A second HIA mode was used to drill the 4,500-ft lateral section of the same well. The continuous inclinations using both the MWD static survey points and the HIA technology were accurate. However, the RSS continuous inclination measurement was made 8 ft from the bit, while the MWD continuous inclination was taken approximately 50 ft from the bit. The RSS continuous azimuth was smooth, with no issues observed in several crossings of the due magnetic north azimuth. The MWD continuous azimuth was much noisier along the entire lateral section, which can compromise the feedback signal to the closed-loop azimuth controller. The RSS remained in automated HIA mode for the entire lateral section.
In the second Eagle Ford well, the HIA feature was again deployed in the due magnetic north direction. The RSS HIA drilled the vertical, high-dogleg curve and lateral sections in one run. The RSS continuous azimuth was smooth, with no issues observed in several crossings of the due magnetic north inclination. In the lateral section, the HIA precisely placed the well, and the RSS drilled more than 10,750 ft in automated steering mode, saving four days of rig time – about 30% compared with previous non-dogleg runs using the best steerable motor performance on the pad.

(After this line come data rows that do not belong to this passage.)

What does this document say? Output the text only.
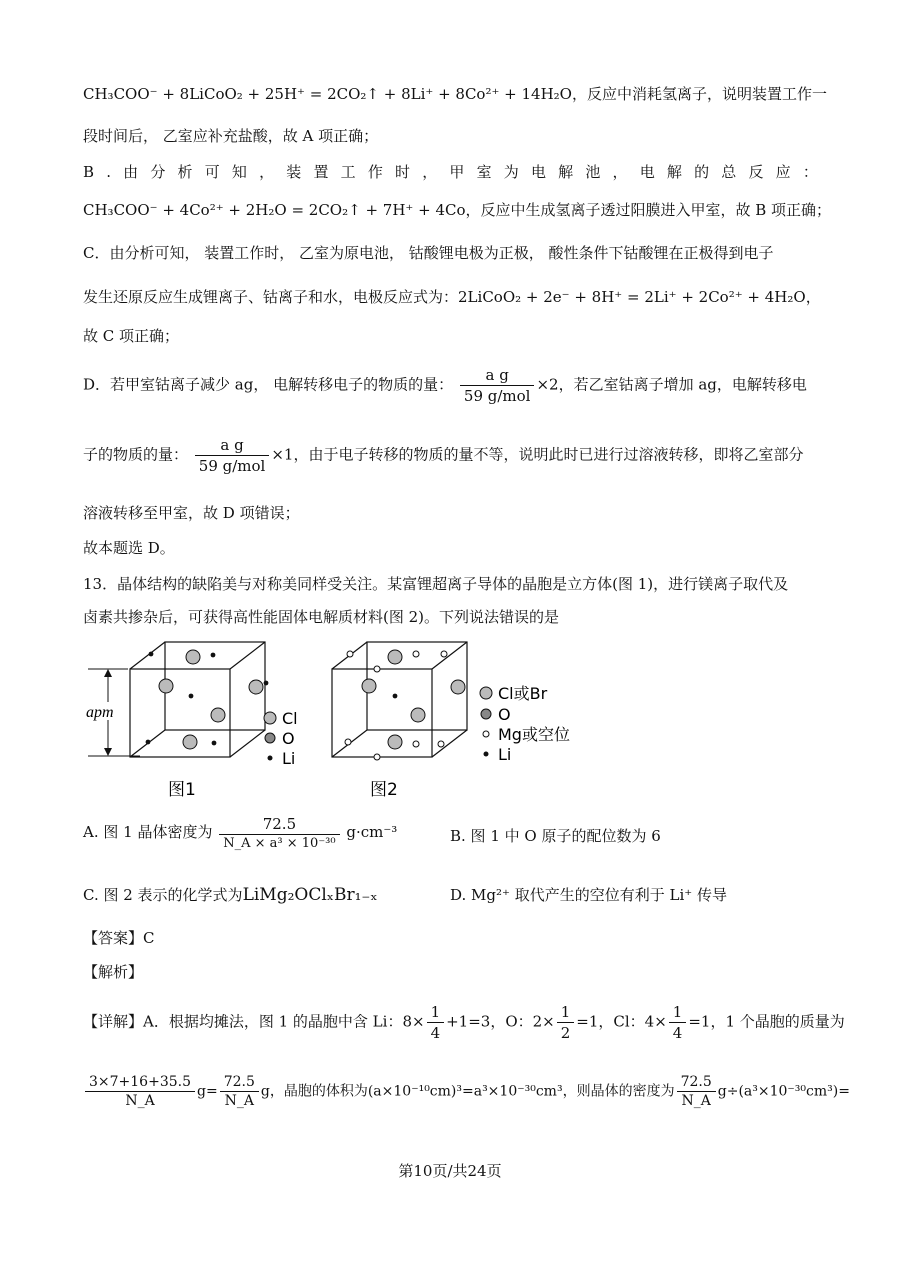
CH₃COO⁻ + 8LiCoO₂ + 25H⁺ = 2CO₂↑ + 8Li⁺ + 8Co²⁺ + 14H₂O，反应中消耗氢离子，说明装置工作一
段时间后， 乙室应补充盐酸，故 A 项正确；
B . 由 分 析 可 知 ， 装 置 工 作 时 ， 甲 室 为 电 解 池 ， 电 解 的 总 反 应 ：
CH₃COO⁻ + 4Co²⁺ + 2H₂O = 2CO₂↑ + 7H⁺ + 4Co，反应中生成氢离子透过阳膜进入甲室，故 B 项正确；
C．由分析可知， 装置工作时， 乙室为原电池， 钴酸锂电极为正极， 酸性条件下钴酸锂在正极得到电子
发生还原反应生成锂离子、钴离子和水，电极反应式为：2LiCoO₂ + 2e⁻ + 8H⁺ = 2Li⁺ + 2Co²⁺ + 4H₂O，
故 C 项正确；
D．若甲室钴离子减少 ag， 电解转移电子的物质的量： $\frac{\text{a g}}{\text{59 g/mol}} \times 2$，若乙室钴离子增加 ag，电解转移电
子的物质的量： $\frac{\text{a g}}{\text{59 g/mol}} \times 1$，由于电子转移的物质的量不等，说明此时已进行过溶液转移，即将乙室部分
溶液转移至甲室，故 D 项错误；
故本题选 D。
13．晶体结构的缺陷美与对称美同样受关注。某富锂超离子导体的晶胞是立方体(图 1)，进行镁离子取代及
卤素共掺杂后，可获得高性能固体电解质材料(图 2)。下列说法错误的是
apm
图1
Cl
O
Li
图2
Cl或Br
O
Mg或空位
Li
A. 图 1 晶体密度为 $\frac{72.5}{\text{N\_A × a³ × 10⁻³⁰}} g\cdot cm^{-3}$	B. 图 1 中 O 原子的配位数为 6
C. 图 2 表示的化学式为LiMg₂OClₓBr₁₋ₓ	D. Mg²⁺ 取代产生的空位有利于 Li⁺ 传导
【答案】C
【解析】
【详解】A．根据均摊法，图 1 的晶胞中含 Li：$8\times \frac{1}{4} +1=3$，O：$2\times \frac{1}{2} =1$，Cl：$4\times \frac{1}{4} =1$，1 个晶胞的质量为
$\frac{3\times 7+16+35.5}{N\_A} g= \frac{72.5}{N\_A}$ g，晶胞的体积为(a×10⁻¹⁰cm)³=a³×10⁻³⁰cm³，则晶体的密度为 $\frac{72.5}{N\_A} g\div(a^3\times 10^{-30}cm^3)=$
第10页/共24页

Directional wells have pushed the limits of conventional technology in drilling complex vertical and lateral well sections. RSS systems enhanced with a combination of downhole HIA steering automation and a new rotating survey measurement method are giving operators greater confidence to drill ahead.
PowerDrive, PowerDrive Archer and PowerDrive Orbit are marks of Schlumberger.
This article is based on two papers presented at the 2013 SPE Annual Technical Conference and Exhibition, 30 September – 2 October in New Orleans, Louisiana.